IRS installment agreements are a way to resolve these types of situations without any serious legal consequences for the person owing money to the IRS. If you’re worried about your tax debts and not sure you have the resources to resolve them in the short term, an installment agreement might be your best path forward. Read this PDS blog to understand installment agreements today.
What is an IRS Installment Agreement?
An IRS installment agreement is a contract between the IRS and an individual or business owing taxes to the IRS. The agreement extends the due date for collection of those taxes, creating a structured monthly payment plan that can extend for a period of years.
How Many Months Will the IRS Let You Make Payments?
There are multiple types of installment agreements, each of which has slightly different terms and conditions. Depending on which one you qualify for, you’ll be granted a variable time period in which to pay back the tax debt.
Guaranteed Installment Agreement
A guaranteed agreement is for people who owe $10,000 or less. In a guaranteed agreement, it’s necessary to pay the money back within 36 months (three years).
Streamlined Installment Agreement
A streamlined installment agreement is for individuals (non-businesses) who owe $50,000 or less. With this type of agreement, the maximum term is 72 months (six years).
Full-Pay Non-Streamlined Installment Agreement
A full-pay non-streamlined installment agreement (often referred to as a full-pay NSIA) is for people who owe $250,000 or less. A full-pay NSIA can extend out for up to 120 months (10 years).
What is the Lowest Payment the IRS Will Take?
Just as different types of installment agreements have different maximum terms, there are also varying minimum payment requirements. In some cases, a minimum IRS installment agreement payment exists, while in others it does not.
For both guaranteed installment plans (for $10,000 or less) and full-pay NSIAs (for $250,000 or less), no minimum payment exists. For these plans, you’ll need to consult with the IRS on the specifics.
For streamlined installment agreements, the minimum payment is set at the full amount owed divided by the 36-month term. So, for example, if you owe $25,000, you would need to make 36 monthly payments of $694.44 at a minimum.
In all varieties of installment agreements, minimum payments are only the lower threshold allowed, not a requirement. If your financial circumstances change, you are allowed to pay more than the minimum in any given month.

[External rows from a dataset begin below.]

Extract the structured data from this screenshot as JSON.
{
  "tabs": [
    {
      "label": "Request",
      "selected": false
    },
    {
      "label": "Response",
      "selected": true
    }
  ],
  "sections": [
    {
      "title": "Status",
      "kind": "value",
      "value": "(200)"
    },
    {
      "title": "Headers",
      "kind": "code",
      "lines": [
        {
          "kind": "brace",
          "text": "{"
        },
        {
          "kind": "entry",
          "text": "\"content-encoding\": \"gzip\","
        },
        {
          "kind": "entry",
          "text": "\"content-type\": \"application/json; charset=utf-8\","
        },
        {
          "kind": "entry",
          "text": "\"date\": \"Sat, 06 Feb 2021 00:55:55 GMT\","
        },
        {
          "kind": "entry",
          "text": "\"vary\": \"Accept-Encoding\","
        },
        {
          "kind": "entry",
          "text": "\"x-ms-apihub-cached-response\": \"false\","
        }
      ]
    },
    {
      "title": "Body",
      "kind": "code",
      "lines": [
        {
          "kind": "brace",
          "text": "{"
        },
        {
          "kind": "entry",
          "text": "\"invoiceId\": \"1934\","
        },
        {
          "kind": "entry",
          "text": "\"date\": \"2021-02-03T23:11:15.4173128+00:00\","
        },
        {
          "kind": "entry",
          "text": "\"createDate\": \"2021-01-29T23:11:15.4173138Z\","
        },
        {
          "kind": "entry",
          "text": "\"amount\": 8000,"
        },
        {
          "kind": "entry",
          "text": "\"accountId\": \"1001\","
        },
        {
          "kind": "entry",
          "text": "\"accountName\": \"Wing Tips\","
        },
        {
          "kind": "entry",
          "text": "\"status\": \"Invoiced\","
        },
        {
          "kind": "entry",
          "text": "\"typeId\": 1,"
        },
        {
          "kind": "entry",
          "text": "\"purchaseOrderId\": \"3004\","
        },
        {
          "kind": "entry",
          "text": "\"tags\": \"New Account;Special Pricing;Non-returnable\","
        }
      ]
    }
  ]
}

Limitations to IRS Installment Agreements
It’s important to understand that penalties and additional fees will continue to be levied on unpaid taxes, even if you’ve created an installment agreement. This means it’s always preferable to pay the full sum of owed taxes as soon as possible if you have the means.
Additionally, you will need to seek approval before entering into an installment agreement. The IRS provides an IRS installment agreement form, which is available in multiple forms. You can apply online, by mail or by phone. While it’s entirely possible for you to fill out and submit the form by yourself, you can consult with a tax preparation professional when doing so.
IRS installment agreements represent the best way to stay out of legal trouble if you find yourself unable to pay off a federal tax debt. A variety of types of plans exist, each with its own terms and conditions, and choosing the right one for you can put you on the path to resolving your tax debt situation.